The guys who are drafted in the Top 5 are all going to get drafted in fantasy leagues, and will not catch anyone by surprise when they get PT. But correctly guessing which late-lottery/mid-first-round guys are going to have value can be a huge help to your squad.

Anyhow, here are some guys who, admittedly, I’ve never seen before – but who I’m going to be looking at closely in the NCAA tournament:

Brandon Roy, Sr., Washington – Roy has a bunch of positives going for him. Number one, he puts up great percentages for a non-forward. He’s shot over 50% from the field in all four seasons at Washington. This year, he’s even pushed his FT% over 80%, which is very encouraging. The other thing that I really liked, while reading about Roy, is that he’s handled the point position (either as a true PG or a “point-forward”), which means he can be trusted with the ball. Less mistakes as a rookie means more playing time in the NBA.

Josh Boone, Jr., UConn – I like Boone more than teammate Hilton Armstrong simply because I’m very wary of anyone who comes out of nowhere to be a draftable player. Boone has been highly touted for a couple of years now, and though he’s yet to set the world on fire in college, his shot-blocking ability should be drawing your attention. And remember, even though his stats aren’t magnificent, he’s had to share the ball this year with Armstrong, Rudy Gay, Marcus Williams, Denham Brown and Rashad Anderson. His FT% is a major concern, however.

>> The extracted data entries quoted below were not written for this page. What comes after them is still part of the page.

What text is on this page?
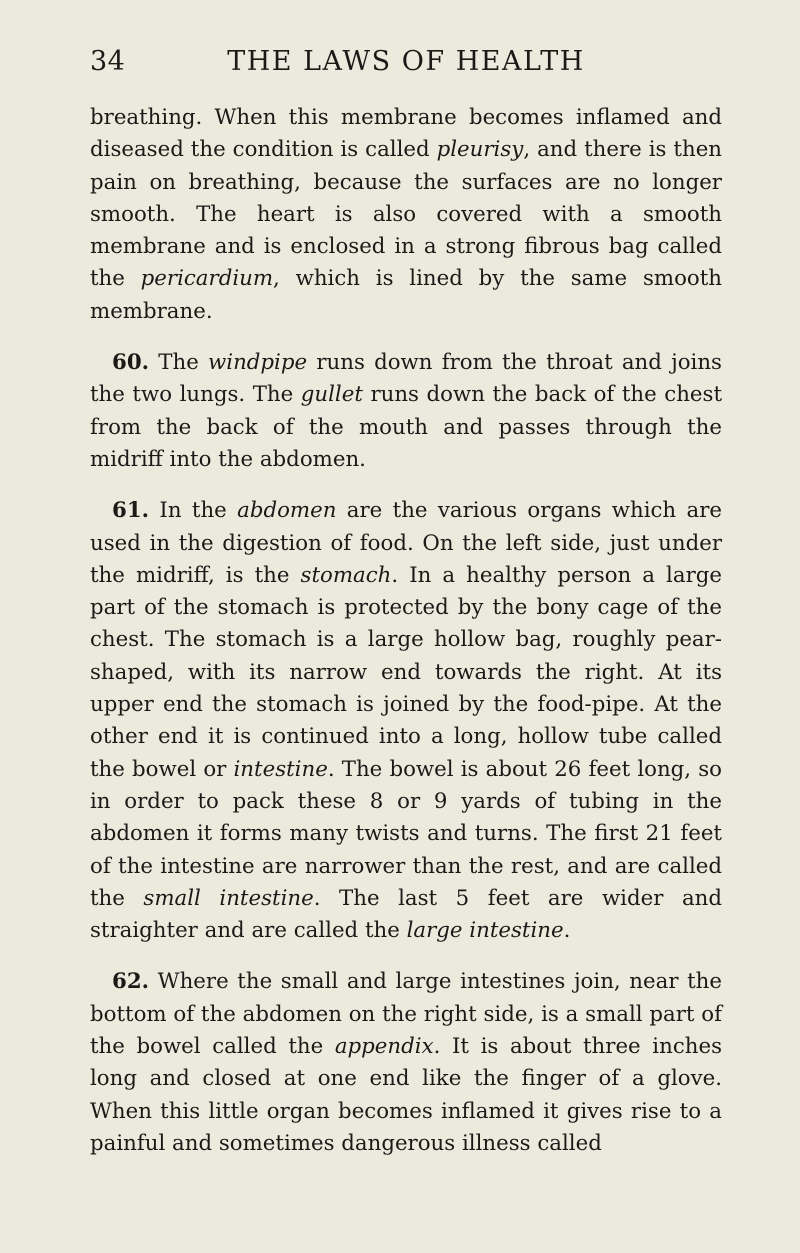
34	THE LAWS OF HEALTH

breathing. When this membrane becomes inflamed and diseased the condition is called pleurisy, and there is then pain on breathing, because the surfaces are no longer smooth. The heart is also covered with a smooth membrane and is enclosed in a strong fibrous bag called the pericardium, which is lined by the same smooth membrane.

60. The windpipe runs down from the throat and joins the two lungs. The gullet runs down the back of the chest from the back of the mouth and passes through the midriff into the abdomen.

61. In the abdomen are the various organs which are used in the digestion of food. On the left side, just under the midriff, is the stomach. In a healthy person a large part of the stomach is protected by the bony cage of the chest. The stomach is a large hollow bag, roughly pear-shaped, with its narrow end towards the right. At its upper end the stomach is joined by the food-pipe. At the other end it is continued into a long, hollow tube called the bowel or intestine. The bowel is about 26 feet long, so in order to pack these 8 or 9 yards of tubing in the abdomen it forms many twists and turns. The first 21 feet of the intestine are narrower than the rest, and are called the small intestine. The last 5 feet are wider and straighter and are called the large intestine.

62. Where the small and large intestines join, near the bottom of the abdomen on the right side, is a small part of the bowel called the appendix. It is about three inches long and closed at one end like the finger of a glove. When this little organ becomes inflamed it gives rise to a painful and sometimes dangerous illness called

Kevin Pittsnogle, Sr., West Virginia – Hey, any time a big man can shoot 85% from the stripe, I’m interested. He can shoot, and shoot well, and so he’ll get interest from NBA teams – and from me. But I’m not all that impressed with what I’ve read, and if he’s going to impress me in the tournament it’s going to be by playing on the inside.

Shelden Williams, Sr., Duke – You can talk all you want about JJ Redick, but my guess is the Duke player with the most impact next year will be Williams. His blocks and boards are enough to make him worth a look as a fantasy option. Two teams – Seattle and Minnesota – could draft him and plug him right in to their starting lineups.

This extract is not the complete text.